Lindenstein: Lear has Frederick Warriors football on right track

Joshua Buck/Times-Call
Frederick football coach Thad Lear is in his 14th season leading the Warriors.

FREDERICK — The story line is familiar to any football coach who has led a prep program in a small Front Range town through the area’s population explosion.

Just as Thad Lear thought his team was ready to turn the corner and become a perennial playoff contender in Class 2A, Frederick High’s enrollment dictated that the Warriors move up to 3A.

The leap year for FHS was 2004. Lear still has a photo of the pre-game coin toss against Niwot that year where every one of the Cougars’ captains towered above their counterparts from Frederick.

FHS went 2-8 that season and 2-8 the next. The Warriors reached the playoffs for the first time in Lear’s tenure in 2006 but then fell off to go 5-5, 2-8 and 4-6 the following three years.

“We just kind of got throttled,” Lear said this week of the jump to 3A. “Kind of philosophically we had to change some things. It’s definitely been a process of growth and change.”

Consider the corner turned (with no move up to 4A in sight for at least a few more years).

The Warriors graduated 17 seniors off of last year’s 7-5 state quarterfinal squad that was the best in school history. All they’ve done this season is one-up that mark with a 9-3 record entering Saturday’s state semifinal game at Windsor.

It’s perhaps fitting that the biggest game of Lear’s tenure yet at Frederick comes at Dudley Field, home of an old Tri-Valley League foe.

The head coach at Frederick for 14 years — just over a third of his life — Lear is a 1988 graduate of Windsor. He quarterbacked playoff teams in 1986 and ’87. His dad, Al, was the coach and led the Wizards to a state title in 1993. Al is now an assistant on Thad’s staff.

But while he acknowledges that road trips to his hometown are always fun, the last person Thad Lear really wants to talk about this week is himself.

“It’s neat,” Lear said. “But this game is not about me and not about my dad. It’s about the kids, everything that they’ve accomplished and everything that they’ve done. We’ve worked hard for them. But they’ve made it very easy to do because they’ve worked so hard for us.

“The kids do all the winning.”

That attitude is one that has helped keep players tuned in even through the tough times.

Lear’s young daughter ran up to him after Saturday’s win and said, “Daddy, your boys listen to you.” But Lear has also gotten a reputation for listening to his players.

Funny and approachable on the sideline, Lear’s leadership style is popular with his current group.

“He’s a great guy,” senior linebacker Jordan King said. “He’s got some good coaches in there. They really know what to do. The guys really connect with him well and learn a lot.”
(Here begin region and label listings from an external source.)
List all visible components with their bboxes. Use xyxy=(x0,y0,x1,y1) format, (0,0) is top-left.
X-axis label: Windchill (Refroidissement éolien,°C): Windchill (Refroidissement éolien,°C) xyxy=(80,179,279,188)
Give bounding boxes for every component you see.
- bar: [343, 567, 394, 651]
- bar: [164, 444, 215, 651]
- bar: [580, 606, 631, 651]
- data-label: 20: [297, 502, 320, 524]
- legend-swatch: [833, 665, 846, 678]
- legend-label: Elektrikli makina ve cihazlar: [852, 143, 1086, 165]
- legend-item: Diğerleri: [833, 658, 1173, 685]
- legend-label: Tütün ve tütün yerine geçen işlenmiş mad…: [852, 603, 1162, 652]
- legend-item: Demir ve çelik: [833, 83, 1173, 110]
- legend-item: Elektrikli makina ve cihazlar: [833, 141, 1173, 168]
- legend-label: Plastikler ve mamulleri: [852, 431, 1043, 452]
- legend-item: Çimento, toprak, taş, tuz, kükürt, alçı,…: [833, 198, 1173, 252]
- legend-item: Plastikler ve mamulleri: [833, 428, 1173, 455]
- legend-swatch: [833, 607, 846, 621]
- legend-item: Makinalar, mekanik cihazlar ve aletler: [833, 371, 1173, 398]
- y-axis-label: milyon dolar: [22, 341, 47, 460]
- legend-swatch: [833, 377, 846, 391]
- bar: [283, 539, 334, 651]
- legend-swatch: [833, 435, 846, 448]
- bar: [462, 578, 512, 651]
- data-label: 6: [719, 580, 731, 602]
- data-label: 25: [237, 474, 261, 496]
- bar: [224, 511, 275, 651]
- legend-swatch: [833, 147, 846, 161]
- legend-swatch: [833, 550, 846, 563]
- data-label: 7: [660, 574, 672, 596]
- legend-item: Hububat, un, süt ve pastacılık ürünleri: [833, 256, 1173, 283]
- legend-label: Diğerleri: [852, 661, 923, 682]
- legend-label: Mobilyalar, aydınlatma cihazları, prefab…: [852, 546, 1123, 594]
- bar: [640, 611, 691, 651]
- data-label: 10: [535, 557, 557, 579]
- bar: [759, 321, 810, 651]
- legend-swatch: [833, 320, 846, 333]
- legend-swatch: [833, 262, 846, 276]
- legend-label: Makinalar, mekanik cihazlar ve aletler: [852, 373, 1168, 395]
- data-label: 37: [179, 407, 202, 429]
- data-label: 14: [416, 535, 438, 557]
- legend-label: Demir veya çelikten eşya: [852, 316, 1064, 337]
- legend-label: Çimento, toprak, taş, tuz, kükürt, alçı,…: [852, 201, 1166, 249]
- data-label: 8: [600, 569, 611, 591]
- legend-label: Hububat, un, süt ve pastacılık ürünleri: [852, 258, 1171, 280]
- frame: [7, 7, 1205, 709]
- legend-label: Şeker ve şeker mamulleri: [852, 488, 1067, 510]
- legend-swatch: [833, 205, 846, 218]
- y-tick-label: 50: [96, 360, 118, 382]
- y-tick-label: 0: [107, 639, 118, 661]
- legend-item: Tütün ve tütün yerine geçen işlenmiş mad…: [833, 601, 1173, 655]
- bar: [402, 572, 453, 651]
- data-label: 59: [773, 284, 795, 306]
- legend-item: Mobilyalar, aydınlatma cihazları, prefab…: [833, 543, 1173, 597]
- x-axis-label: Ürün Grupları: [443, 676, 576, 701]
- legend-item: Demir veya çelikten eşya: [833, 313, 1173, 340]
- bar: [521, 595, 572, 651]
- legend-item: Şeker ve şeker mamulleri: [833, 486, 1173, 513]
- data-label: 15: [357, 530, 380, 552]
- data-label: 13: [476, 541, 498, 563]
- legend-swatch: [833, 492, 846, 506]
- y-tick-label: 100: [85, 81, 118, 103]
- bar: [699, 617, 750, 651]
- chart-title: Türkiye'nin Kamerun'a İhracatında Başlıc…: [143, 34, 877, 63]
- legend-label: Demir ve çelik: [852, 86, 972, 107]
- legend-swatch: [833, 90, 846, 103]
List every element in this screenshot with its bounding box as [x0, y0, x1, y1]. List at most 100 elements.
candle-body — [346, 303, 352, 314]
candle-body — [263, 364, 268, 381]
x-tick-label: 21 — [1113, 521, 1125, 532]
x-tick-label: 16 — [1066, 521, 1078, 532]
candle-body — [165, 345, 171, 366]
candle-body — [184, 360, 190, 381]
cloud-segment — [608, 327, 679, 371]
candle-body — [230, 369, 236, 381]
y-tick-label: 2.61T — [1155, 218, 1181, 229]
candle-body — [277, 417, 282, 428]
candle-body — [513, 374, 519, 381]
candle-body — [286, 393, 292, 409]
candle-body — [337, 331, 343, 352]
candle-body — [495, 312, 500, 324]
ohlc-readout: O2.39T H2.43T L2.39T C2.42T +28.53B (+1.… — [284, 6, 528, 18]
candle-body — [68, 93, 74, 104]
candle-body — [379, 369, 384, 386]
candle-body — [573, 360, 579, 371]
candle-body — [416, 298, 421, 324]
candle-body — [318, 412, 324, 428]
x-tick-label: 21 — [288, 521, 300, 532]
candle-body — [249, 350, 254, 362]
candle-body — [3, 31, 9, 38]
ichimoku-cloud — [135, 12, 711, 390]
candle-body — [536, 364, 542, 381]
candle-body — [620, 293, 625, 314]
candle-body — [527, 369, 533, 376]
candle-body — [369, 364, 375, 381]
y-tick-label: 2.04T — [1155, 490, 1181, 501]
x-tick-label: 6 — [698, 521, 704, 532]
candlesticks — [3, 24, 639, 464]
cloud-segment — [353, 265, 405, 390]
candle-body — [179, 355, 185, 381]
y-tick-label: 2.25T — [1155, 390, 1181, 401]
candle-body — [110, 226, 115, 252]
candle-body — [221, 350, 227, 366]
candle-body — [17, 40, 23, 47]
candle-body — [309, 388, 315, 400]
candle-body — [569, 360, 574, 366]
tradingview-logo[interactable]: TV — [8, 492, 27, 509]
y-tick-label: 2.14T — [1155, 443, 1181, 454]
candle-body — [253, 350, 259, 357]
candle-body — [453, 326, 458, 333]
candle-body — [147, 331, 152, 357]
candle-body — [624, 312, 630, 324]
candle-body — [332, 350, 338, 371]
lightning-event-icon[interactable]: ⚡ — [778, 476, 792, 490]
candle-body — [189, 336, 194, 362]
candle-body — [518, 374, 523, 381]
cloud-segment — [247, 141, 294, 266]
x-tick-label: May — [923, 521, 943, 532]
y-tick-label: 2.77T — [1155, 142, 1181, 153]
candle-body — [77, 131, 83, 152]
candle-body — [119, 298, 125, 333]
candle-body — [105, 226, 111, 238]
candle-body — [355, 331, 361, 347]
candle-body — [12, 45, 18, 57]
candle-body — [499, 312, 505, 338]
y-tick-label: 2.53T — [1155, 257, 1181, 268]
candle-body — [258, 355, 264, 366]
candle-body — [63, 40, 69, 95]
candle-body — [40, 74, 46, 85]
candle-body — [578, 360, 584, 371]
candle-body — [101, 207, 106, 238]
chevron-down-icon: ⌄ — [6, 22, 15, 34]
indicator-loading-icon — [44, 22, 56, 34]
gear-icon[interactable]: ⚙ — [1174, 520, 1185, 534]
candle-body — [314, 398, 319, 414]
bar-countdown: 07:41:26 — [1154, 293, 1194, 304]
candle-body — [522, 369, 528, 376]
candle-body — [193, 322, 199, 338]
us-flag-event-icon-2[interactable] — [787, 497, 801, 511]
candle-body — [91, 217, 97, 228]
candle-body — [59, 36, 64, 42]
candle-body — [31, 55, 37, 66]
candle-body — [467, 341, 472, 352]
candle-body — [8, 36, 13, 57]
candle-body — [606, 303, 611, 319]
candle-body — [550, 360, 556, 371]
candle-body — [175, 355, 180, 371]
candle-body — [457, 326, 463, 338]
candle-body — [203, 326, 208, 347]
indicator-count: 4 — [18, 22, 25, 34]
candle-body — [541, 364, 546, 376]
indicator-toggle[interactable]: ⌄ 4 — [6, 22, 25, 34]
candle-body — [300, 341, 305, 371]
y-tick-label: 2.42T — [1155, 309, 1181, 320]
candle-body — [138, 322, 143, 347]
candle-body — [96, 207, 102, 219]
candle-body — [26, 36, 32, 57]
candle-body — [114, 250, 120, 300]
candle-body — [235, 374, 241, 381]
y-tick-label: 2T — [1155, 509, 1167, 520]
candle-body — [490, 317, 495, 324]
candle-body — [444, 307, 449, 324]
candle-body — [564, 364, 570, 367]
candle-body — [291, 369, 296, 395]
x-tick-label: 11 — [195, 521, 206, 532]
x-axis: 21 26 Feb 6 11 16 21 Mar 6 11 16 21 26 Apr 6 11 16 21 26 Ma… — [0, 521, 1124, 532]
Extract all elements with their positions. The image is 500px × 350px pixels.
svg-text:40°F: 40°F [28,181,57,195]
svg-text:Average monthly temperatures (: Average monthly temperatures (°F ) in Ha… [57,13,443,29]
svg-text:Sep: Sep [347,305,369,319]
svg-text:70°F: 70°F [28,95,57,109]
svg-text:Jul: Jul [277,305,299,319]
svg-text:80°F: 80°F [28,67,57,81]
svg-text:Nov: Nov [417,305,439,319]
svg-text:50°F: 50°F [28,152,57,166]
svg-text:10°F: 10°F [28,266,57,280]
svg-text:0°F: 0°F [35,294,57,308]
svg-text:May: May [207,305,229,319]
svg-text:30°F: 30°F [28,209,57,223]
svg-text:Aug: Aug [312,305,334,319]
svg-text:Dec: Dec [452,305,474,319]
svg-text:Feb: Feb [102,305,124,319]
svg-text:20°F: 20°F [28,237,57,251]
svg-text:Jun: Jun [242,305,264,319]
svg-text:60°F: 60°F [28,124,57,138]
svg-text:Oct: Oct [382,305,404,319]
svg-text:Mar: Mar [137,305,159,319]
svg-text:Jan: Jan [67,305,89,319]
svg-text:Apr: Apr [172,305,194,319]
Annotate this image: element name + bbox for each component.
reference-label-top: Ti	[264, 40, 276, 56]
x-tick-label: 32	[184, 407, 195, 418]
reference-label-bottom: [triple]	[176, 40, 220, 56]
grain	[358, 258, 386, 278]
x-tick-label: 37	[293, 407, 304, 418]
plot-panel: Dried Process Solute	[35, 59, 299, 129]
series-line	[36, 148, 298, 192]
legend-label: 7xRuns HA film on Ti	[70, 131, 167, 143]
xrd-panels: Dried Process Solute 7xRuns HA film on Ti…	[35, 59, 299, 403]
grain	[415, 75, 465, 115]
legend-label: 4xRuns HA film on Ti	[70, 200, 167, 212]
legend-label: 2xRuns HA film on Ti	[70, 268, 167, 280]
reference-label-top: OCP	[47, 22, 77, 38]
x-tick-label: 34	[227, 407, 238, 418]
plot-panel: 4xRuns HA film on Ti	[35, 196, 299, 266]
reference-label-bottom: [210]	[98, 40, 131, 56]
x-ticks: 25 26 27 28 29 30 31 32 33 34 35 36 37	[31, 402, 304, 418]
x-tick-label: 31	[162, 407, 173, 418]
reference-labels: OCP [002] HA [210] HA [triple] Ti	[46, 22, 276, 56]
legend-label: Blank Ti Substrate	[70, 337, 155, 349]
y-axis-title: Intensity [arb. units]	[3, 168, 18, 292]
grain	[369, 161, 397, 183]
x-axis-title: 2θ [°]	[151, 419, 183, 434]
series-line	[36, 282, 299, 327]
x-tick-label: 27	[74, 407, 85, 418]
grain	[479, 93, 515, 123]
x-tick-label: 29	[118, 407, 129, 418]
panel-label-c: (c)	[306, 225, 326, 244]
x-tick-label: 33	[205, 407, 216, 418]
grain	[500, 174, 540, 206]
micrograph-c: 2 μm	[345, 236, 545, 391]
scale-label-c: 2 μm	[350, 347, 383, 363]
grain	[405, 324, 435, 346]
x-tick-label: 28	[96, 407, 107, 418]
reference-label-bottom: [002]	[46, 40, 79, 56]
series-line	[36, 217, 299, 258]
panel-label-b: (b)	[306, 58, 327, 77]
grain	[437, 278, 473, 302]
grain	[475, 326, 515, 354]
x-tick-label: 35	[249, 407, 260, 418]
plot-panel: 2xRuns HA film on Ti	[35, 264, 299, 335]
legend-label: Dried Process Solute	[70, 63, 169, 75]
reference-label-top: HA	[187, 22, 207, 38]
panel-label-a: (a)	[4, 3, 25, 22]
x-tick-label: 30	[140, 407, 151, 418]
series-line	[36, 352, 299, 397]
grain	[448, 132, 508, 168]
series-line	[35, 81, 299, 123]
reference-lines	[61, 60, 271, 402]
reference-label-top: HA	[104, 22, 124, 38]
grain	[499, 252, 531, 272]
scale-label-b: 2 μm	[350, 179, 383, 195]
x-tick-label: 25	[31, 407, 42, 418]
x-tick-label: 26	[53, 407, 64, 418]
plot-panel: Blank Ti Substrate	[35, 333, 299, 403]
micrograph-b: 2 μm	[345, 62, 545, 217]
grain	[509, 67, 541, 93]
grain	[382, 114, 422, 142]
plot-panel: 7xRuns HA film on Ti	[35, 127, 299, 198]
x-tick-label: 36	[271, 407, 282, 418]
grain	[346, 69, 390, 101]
And at a school where struggles on the gridiron have been a decades-long tradition, Lear’s greatest joy won’t come from who he might have a chance to beat or where the game is played this week but instead from getting the chance to keep seeing his players enjoy success.

Since a 1-4 start a year ago following that 4-6 2009 campaign, the Warriors are 15-4.

“It’s just really special,” Lear said of the current run. “We’ve been a part of the community now for 13 years. Our kids go to school here. It’s special for the team and for the town, not just me as an individual.”